Lorsque les conditions sont réunies, la CDAPH peut décider d’une orientation vers un hébergement temporaire en établissement. Cette décision ouvre le droit à l’inscription dans une structure adaptée. Elle est communiquée par courrier et précise la liste des établissements proposant un accueil temporaire, accompagnée de leurs coordonnées (adresses et numéros de téléphone).

Le demandeur ou son représentant doit prendre contact avec les établissements retenus, par courrier, téléphone ou déplacement, pour vérifier la possibilité d’inscription.

La demande d’inscription doit être accompagnée d’une copie de la décision de la CDAPH. Parallèlement à ces démarches, la MDPH peut également prendre l’initiative de contacter certains établissements pour faciliter la démarche.

L’hébergement temporaire peut être mobilisé :

  • soit dans le cadre d’une organisation planifiée (sur un mode séquentiel),
  • soit en réponse à une situation d’urgence.

La durée de l’hébergement est limitée à 90 jours par an.

C’est la CDAPH qui se prononce sur ce temps annuel de prise en charge en fonction des besoins.

En cas de désaccord avec la décision de la CDAPH, il est possible de faire un recours préalable auprès d'elle.

Pour cela, il faut adresser un courrier à la CDAPH en y expliquant les motifs du désaccord. Il faut joindre la décision de refus accompagnée, éventuellement, de documents jugés utiles.

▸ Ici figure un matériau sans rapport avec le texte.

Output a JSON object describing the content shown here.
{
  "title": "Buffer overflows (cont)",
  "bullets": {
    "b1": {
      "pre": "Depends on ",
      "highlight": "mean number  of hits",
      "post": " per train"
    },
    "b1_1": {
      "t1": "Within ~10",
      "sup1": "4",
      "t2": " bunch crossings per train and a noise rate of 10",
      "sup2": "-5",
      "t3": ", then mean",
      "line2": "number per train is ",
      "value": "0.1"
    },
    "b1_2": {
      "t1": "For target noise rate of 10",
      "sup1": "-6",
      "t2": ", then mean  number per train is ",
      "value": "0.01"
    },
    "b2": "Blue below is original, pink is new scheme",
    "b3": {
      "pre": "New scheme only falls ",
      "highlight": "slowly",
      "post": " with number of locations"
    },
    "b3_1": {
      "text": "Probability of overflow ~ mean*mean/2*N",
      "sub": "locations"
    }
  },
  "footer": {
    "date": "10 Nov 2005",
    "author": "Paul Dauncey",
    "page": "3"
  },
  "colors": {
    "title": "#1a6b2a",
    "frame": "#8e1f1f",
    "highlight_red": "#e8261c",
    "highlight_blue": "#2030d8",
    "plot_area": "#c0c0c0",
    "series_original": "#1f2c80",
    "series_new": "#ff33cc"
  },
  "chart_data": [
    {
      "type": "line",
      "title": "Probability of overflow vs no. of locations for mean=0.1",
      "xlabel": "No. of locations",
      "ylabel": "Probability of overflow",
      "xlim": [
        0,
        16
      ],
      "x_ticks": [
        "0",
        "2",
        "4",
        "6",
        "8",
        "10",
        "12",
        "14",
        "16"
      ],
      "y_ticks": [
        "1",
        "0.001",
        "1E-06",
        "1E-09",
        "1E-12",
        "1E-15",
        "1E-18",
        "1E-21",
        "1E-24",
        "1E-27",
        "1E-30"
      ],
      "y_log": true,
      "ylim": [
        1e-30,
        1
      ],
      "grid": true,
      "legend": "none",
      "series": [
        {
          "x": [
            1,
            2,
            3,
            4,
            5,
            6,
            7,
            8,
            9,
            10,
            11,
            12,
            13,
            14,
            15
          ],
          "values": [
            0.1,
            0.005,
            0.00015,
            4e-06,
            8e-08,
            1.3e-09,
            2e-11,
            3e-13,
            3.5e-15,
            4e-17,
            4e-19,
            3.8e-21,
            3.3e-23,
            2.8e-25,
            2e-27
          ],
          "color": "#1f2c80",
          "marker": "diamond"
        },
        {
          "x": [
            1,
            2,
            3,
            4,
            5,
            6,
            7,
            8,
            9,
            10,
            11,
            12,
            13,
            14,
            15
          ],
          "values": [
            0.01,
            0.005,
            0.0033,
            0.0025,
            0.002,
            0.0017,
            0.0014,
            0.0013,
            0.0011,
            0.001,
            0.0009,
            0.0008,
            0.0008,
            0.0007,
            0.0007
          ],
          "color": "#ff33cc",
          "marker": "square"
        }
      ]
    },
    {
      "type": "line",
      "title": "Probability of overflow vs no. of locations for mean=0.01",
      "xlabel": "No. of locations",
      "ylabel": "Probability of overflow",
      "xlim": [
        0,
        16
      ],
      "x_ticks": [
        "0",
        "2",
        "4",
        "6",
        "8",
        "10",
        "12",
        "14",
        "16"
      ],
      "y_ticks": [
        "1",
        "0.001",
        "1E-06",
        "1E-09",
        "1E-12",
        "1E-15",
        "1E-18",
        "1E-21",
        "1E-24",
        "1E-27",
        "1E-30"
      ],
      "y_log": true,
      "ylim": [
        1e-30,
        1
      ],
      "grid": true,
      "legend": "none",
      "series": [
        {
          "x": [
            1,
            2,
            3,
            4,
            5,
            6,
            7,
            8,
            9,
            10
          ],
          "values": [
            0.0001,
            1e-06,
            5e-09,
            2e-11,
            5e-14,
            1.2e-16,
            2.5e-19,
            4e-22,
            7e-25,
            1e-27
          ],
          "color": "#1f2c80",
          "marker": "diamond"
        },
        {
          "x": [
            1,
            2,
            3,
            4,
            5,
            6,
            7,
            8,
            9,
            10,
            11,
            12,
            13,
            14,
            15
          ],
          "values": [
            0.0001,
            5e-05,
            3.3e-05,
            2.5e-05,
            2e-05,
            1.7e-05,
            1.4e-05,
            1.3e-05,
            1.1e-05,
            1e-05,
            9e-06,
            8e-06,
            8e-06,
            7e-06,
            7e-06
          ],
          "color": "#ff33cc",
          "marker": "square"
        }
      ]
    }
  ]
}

Le courrier doit être adressé par voie postale ou déposer à l'accueil de la MDPH.

La CDAPH a 2 mois pour répondre après réception du courrier.

En cas de maintien de la contestation à la fin de ce délai, un recours peut être fait auprès du tribunal dans un délai de 2 mois suivant la décision de la CDAPH.

Les frais ne peuvent pas dépasser 23 € par jour fixé par la Sécurité sociale.

La participation financière dépend des ressources et des aides éventuellement perçues.

  À savoir

Pour l’accueil des mineurs, les frais sont totalement pris en charge.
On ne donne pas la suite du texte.